In June, the UN released the 'SDG Ambition: Introducing Business Benchmarks for the Decade of Action' United Nations Global Compact Initiative. The benchmarks aim to create a clearer framework for businesses to measure their progress and impact in transitioning to a comprehensively sustainable business model.  

For SDG 5, gender equality, the business benchmark that has been chosen is attaining gender balance across all areas of management, so it is clear that gender balance on the board is only the beginning.

It also needs to extend to the gender balance of executives, managers and employees, and right through to the working conditions, unequal pay, leave provisions, childcare, and other issues that face women in the workforce today. It also requires that companies are aware of the increasingly documented disproportionate gendered effects of COVID on women, and their employment.

It is known that, prior to COVID-19, if the pace of change implementation had continued, it would already have taken 257 years to close the economic gender pay gap. The effects of the pandemic have caused this gap to worsen and set this timeline back even further.

The economic impact of the virus has meant women have been disproportionately affected by job insecurity and a greater reduction in working hours in comparison to men. It is also causing the superannuation gap to widen with more women withdrawing from their super savings accounts than men. These factors are exacerbating existing gendered inequalities and placing women at a larger risk of falling into poverty. COVID has also disproportionately affected women not only in economic terms but also in relation to health, social protection and security. Many of the COVID response workers on the frontlines work in female dominated industries and the unpaid care work looking after children has increased due to closure of schools. Domestic violence response services have also experienced a spike in frequency and severity of violence perpetrated against women.

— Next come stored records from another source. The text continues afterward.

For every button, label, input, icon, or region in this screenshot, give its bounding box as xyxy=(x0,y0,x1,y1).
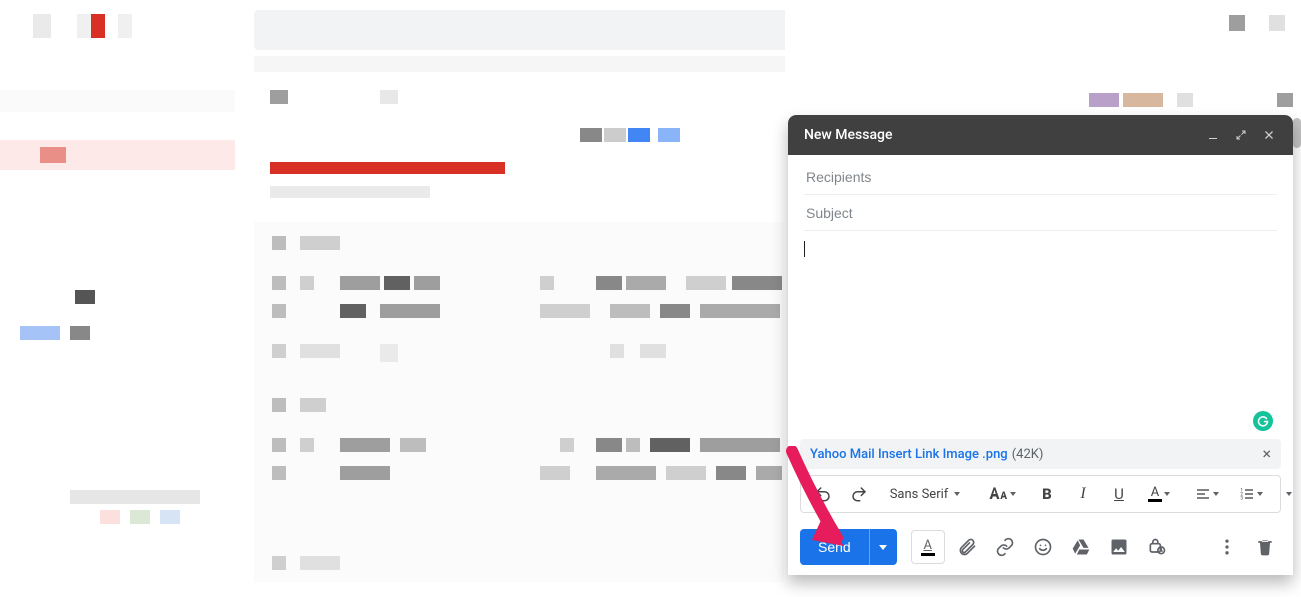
send-button[interactable]: Send xyxy=(800,529,869,565)
close-button[interactable] xyxy=(1255,121,1283,149)
insert-photo-button[interactable] xyxy=(1103,531,1135,563)
compose-title: New Message xyxy=(798,127,1199,143)
text-color-button[interactable]: A xyxy=(1137,478,1181,510)
compose-header-fields xyxy=(788,155,1293,231)
chevron-down-icon xyxy=(1257,492,1263,496)
scrollbar[interactable] xyxy=(1293,118,1301,148)
redo-button[interactable] xyxy=(841,478,877,510)
font-family-select[interactable]: Sans Serif xyxy=(877,478,973,510)
compose-titlebar: New Message xyxy=(788,115,1293,155)
chevron-down-icon xyxy=(954,492,960,496)
recipients-field-row xyxy=(804,159,1277,195)
confidential-mode-button[interactable] xyxy=(1141,531,1173,563)
undo-button[interactable] xyxy=(805,478,841,510)
formatting-toggle-button[interactable]: A xyxy=(911,530,945,564)
svg-text:3: 3 xyxy=(1240,495,1243,501)
italic-button[interactable]: I xyxy=(1065,478,1101,510)
font-family-label: Sans Serif xyxy=(890,487,949,502)
more-options-button[interactable] xyxy=(1211,531,1243,563)
fullscreen-button[interactable] xyxy=(1227,121,1255,149)
chevron-down-icon xyxy=(1164,492,1170,496)
compose-window: New Message Yahoo Mail Insert Link Image… xyxy=(788,115,1293,575)
insert-link-button[interactable] xyxy=(989,531,1021,563)
send-row: Send A xyxy=(788,519,1293,575)
insert-drive-button[interactable] xyxy=(1065,531,1097,563)
background-blur xyxy=(0,0,785,597)
recipients-input[interactable] xyxy=(804,168,1281,186)
chevron-down-icon xyxy=(879,545,887,550)
attachment-filesize: (42K) xyxy=(1012,447,1044,462)
compose-body[interactable] xyxy=(788,231,1293,439)
text-cursor xyxy=(804,241,805,257)
more-formatting-button[interactable] xyxy=(1277,478,1293,510)
format-toolbar: Sans Serif B I U A 123 xyxy=(800,475,1281,513)
list-button[interactable]: 123 xyxy=(1229,478,1273,510)
subject-input[interactable] xyxy=(804,204,1281,222)
insert-emoji-button[interactable] xyxy=(1027,531,1059,563)
font-size-button[interactable] xyxy=(977,478,1025,510)
send-options-button[interactable] xyxy=(869,529,897,565)
subject-field-row xyxy=(804,195,1277,231)
minimize-button[interactable] xyxy=(1199,121,1227,149)
chevron-down-icon xyxy=(1213,492,1219,496)
grammarly-icon[interactable] xyxy=(1253,411,1273,431)
discard-draft-button[interactable] xyxy=(1249,531,1281,563)
attachment-chip[interactable]: Yahoo Mail Insert Link Image .png (42K) … xyxy=(800,439,1281,469)
align-button[interactable] xyxy=(1185,478,1229,510)
attachment-remove-button[interactable]: × xyxy=(1262,446,1271,462)
underline-button[interactable]: U xyxy=(1101,478,1137,510)
chevron-down-icon xyxy=(1010,492,1016,496)
attach-file-button[interactable] xyxy=(951,531,983,563)
chevron-down-icon xyxy=(1286,492,1292,496)
send-split-button: Send xyxy=(800,529,897,565)
bold-button[interactable]: B xyxy=(1029,478,1065,510)
send-label: Send xyxy=(818,539,851,555)
attachment-filename: Yahoo Mail Insert Link Image .png xyxy=(810,447,1008,462)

And finally, as for addressing the SDG’s as a whole, an issue of serious focus for us at Ethical Partners, it is clear that gender equality sits at the root of the solution to most, if not all of the SDG’s. It is also very clear that implementing a gender lens will be required to actively tackle SDG (1) No Poverty, (2) Zero Hunger, (3) Good Health and Wellbeing, (4) Quality Education, (8) Decent Work and Economic Growth, (10) Reduced Inequalities and (13) Climate Action.

This is because it is well known in development circles, that where women are empowered, whole communities are more likely to thrive – and given the risks to women’s economic and social wellbeing posed by COVID, addressing these issues are now more relevant than ever.

Therefore, both as part of our recent engagements with our portfolio on board gender balance, we at Ethical Partners will be encouraging companies to more aggressively look at their gender equality within their operations and engaging more broadly on some of the other practices companies can be implementing as a commitment to supporting gender equality, such as:

• The introduction or updating of flexible working from home and parental leave policies for both male and female employees to enable a more even distribution of care work;

• Consideration or offering of childcare services;

• Keep sexual harassment policies updated and ensure there are viable complaint and formal investigation processes in place – and as evidenced by recent high-profile harassment allegations, this is particularly pertinent to the finance industry, which is one of the worst industries for gender parity;

• Implement the Workplace Gender Equality Agency (WGEA) Toolkit to audit and take steps to reform implicit gendered challenges under its 17 focus areas and apply them all the way down the supply chain.

We look forward to sharing the results of these engagements with you over the coming year.